A newly discovered memoir by a German classified as "Aryan" describes the insidious early spread of Nazism and how hard it was to resist.
Sep 3, 2002 | The vast majority of memoirs that have come out of Hitler's Germany have been written by Jews or others who were actively persecuted under Nazi rule. The oddity and the value of "Defying Hitler," a memoir by the late German historian Raimund Pretzel (who wrote under the name Sebastian Haffner), is that Haffner was what the Nazis classified as Aryan. A non-Nazi who despised the regime but was not immediately in danger from it, Haffner was able to write with the clarity that comes from being removed from the threat going on around him.
Haffner began this memoir after he emigrated to England in 1939. It was never finished or even known to exist until, following Haffner's death in 1999, his son Oliver Pretzel (who prepared the English translation), found it while going through his father's papers. In his introduction, Pretzel says that his father would not have been pleased by the book's publication, that the cool, lucid historical journalist his father became was often embarrassed by the rawness of his early work.
I'm not familiar with Haffner's later work (which includes such books as "From Bismarck to Hitler" and "The Meaning of Hitler") but "Defying Hitler" is not an embarrassment to anyone who values lucidity and reason. The book is carried forward by waves of contempt and disgust -- for the Nazis; for the people who believed them; for those who didn't, yet failed to do anything to stop them; and for the German character itself -- but reason is the source of its passion.
In a digression that comes about two-thirds of the way through "Defying Hitler," Haffner asks the reader why anyone should be interested in him, what possible significance his individual story could have given the magnitude of the events he's describing. He imagines a typical reader's reaction as "We should not be fobbed off with the private experiences of a young man who was not much better informed than we are, even if he was closer to the scene of these events and had no influence on them, who was not even a particularly well-placed witness."
His answer is that "if you read ordinary history books ... you get the impression that no more than a few dozen people are involved, who happen to be 'at the helm of the ship of state' and whose deeds and decisions form what is called history ... We anonymous others seem at best to be the objects of history ... who may be pushed forward or left standing, sacrificed or captured, but whose lives, for what they are worth, take place in a totally different world, unrelated to what is happening on the chessboard, of which they are quite unaware."
By not limiting his definition of history to the stories of the powerful (who are often presumed to be the only ones to make it), Haffner is, I think, committing an act of resistance. It isn't just that Haffner is acknowledging political and historical reality ("The most powerful dictators, ministers, and generals are powerless against the simultaneous mass decisions taken individually and almost unconsciously by the population at large"), but that he is insisting on the democratic idea that people are not merely "objects of history." Writing in the midst of a crushing dictatorship, Haffner is saying that defiance can come even from an individual who simply refuses to accept the "truth" of the political rhetoric that is put before him.
The question that always springs from accounts of Hitler's Germany is "Why didn't the Germans resist?" Some of the reasons have long been obvious. There is a natural human instinct for survival, however odious the forms it takes or the lengths it may go to. And there is also the understandable refusal to believe that the worst will come to pass. Again and again in "Defying Hitler" Haffner's acquaintances talk of the Nazis as clowns who, because they cannot help revealing their true natures, are destined to fall out of power.
Haffner's endorsement of the idea that even dictators are powerless without the consent (or at least the passivity) of the masses means that "Defying Hitler" has no time for quibbling about how much the Germans knew and when; he was there shortly before World War II broke out, after all. Haffner takes it for granted that Germans knew about the brutality of Nazi rule -- brutality that, logically, would only increase as the state consolidated its power -- and that they lacked the will to resist it.

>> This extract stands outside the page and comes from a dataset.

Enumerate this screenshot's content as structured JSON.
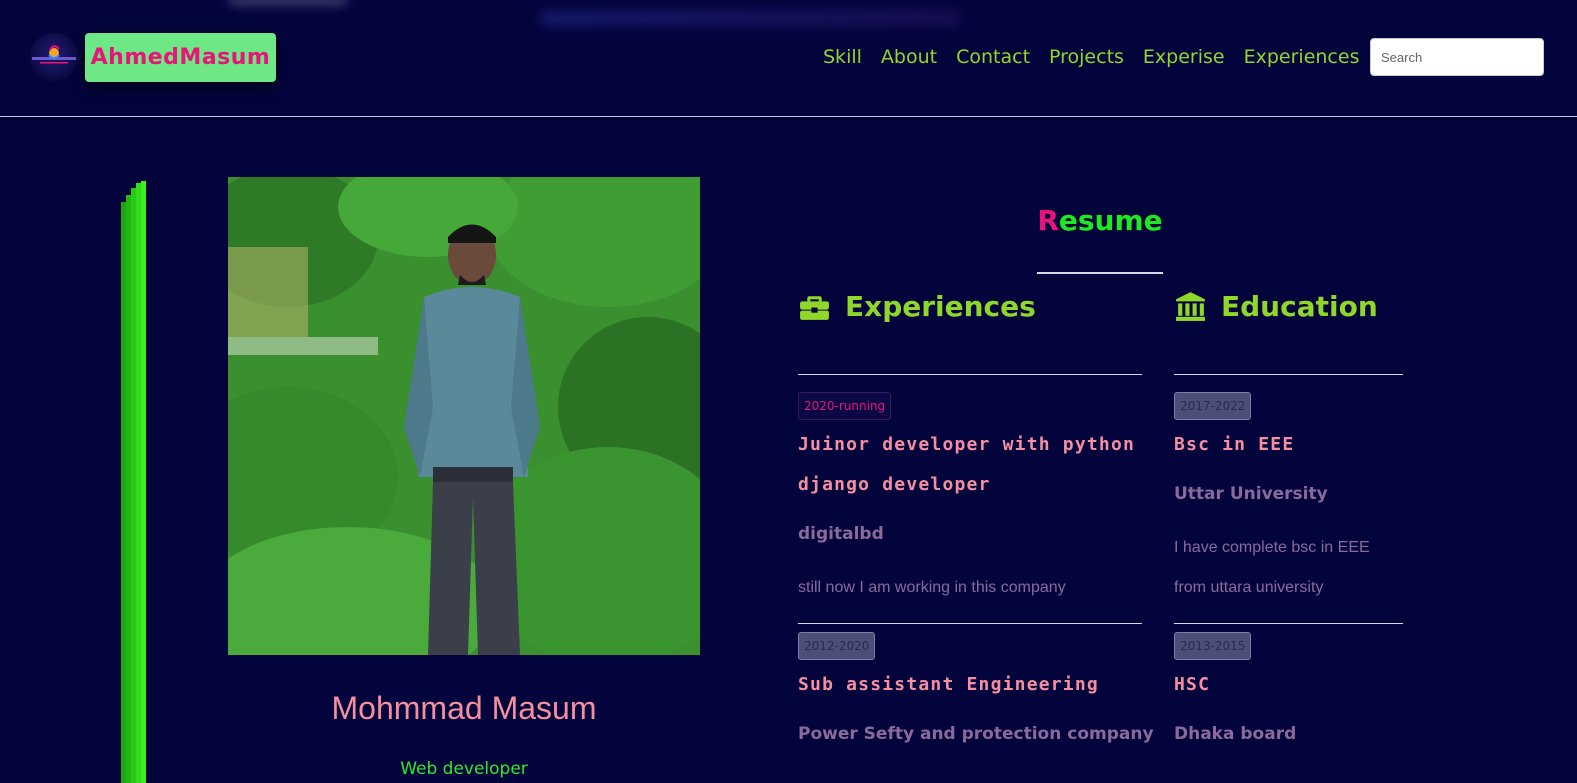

A thumbnail sketch of the book's theory of how Hitler was allowed to flourish goes something like this: Haffner writes of his fellow Germans as a country of people who "had a spiritual organ removed: the organ that gives men steadfastness and balance, but also a certain inertia and stolidity. It may variously appear as conscience, reason, experience, respect for the law, morality, or the fear of God." In Haffner's view, the German character that flourished in the '30s was formed in the years 1914 to 1923, during World War I and during the monetary and political chaos that followed. The uncertainty of the times, the changing governments, the periodic revolutionary outbursts, the escalating value of the mark to the point that the very idea of value was negated -- all of these combined to create a freedom from stability that was experienced by the populace, particularly the young, as thrilling.